Licensing varies significantly by state for private investigators. Most states require a license that involves passing a background check, meeting minimum experience or training hours, and sometimes passing an exam. A few states, like South Dakota, have no private investigator licensing requirement at all. Professional certifications can boost credibility and career prospects. The Certified Fraud Examiner (CFE) designation is common in insurance investigation, while crime scene investigators can pursue specialized certifications through the International Association for Identification in areas like forensic photography and latent print analysis.
Legal Boundaries
Field investigators operate within strict legal limits, and understanding those limits is part of the job. Surveillance in public spaces is generally legal, but entering private property without permission crosses into trespassing. Recording laws vary by state: some states allow you to record a conversation if one party consents, while others require all parties to agree. Federal privacy laws, including the Privacy Act of 1974, restrict how government agencies can disclose personal records, and investigators working with or for federal agencies must follow those rules carefully.
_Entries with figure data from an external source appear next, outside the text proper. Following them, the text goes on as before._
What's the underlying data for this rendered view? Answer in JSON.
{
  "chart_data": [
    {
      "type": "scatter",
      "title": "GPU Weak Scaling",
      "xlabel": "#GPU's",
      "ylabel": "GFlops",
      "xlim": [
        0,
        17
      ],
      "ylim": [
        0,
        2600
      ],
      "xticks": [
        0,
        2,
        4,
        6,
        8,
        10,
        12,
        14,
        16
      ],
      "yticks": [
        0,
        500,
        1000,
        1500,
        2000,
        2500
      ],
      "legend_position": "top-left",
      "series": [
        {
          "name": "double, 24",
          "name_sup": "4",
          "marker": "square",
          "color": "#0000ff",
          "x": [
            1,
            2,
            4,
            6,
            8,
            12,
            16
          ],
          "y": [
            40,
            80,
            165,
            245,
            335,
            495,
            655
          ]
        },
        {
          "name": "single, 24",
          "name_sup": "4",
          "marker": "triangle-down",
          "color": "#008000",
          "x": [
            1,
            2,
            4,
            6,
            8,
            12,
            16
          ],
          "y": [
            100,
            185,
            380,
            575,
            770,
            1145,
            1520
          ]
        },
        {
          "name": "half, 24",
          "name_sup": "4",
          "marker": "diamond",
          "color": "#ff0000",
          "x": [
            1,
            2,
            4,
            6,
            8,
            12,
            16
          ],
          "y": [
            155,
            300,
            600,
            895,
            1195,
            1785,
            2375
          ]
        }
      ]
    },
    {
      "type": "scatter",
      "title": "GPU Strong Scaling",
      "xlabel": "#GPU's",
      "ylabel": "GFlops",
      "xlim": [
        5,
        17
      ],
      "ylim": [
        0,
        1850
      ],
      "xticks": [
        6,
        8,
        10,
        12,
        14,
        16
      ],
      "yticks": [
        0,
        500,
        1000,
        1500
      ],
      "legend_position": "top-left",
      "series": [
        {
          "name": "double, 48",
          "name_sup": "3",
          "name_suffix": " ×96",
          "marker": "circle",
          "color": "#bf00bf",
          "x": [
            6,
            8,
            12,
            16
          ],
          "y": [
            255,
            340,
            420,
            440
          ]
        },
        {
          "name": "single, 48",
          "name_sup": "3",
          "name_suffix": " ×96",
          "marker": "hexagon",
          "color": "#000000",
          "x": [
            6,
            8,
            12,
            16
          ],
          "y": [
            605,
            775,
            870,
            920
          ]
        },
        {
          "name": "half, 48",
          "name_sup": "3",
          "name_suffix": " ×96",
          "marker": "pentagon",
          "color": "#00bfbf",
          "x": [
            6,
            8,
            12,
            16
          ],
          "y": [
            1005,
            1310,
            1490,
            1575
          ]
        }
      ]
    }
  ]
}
Impersonating law enforcement, accessing sealed records without authorization, or using illegal tracking methods can result in criminal charges and will almost certainly make any evidence collected inadmissible in court. The line between thorough investigation and overreach is one every field investigator has to understand clearly.
Salary and Job Outlook
Compensation varies widely by sector. Private detectives and investigators earn a median annual salary of $52,370, according to the Bureau of Labor Statistics. Government investigators, including those in law enforcement roles, earn considerably more, with a median of $77,540 in federal, state, and local government positions. Insurance investigators and clinical research monitors typically fall somewhere between those figures, depending on experience and location. Investigators who hold professional certifications or specialize in high-demand areas like cybercrime or pharmaceutical compliance tend to command higher pay.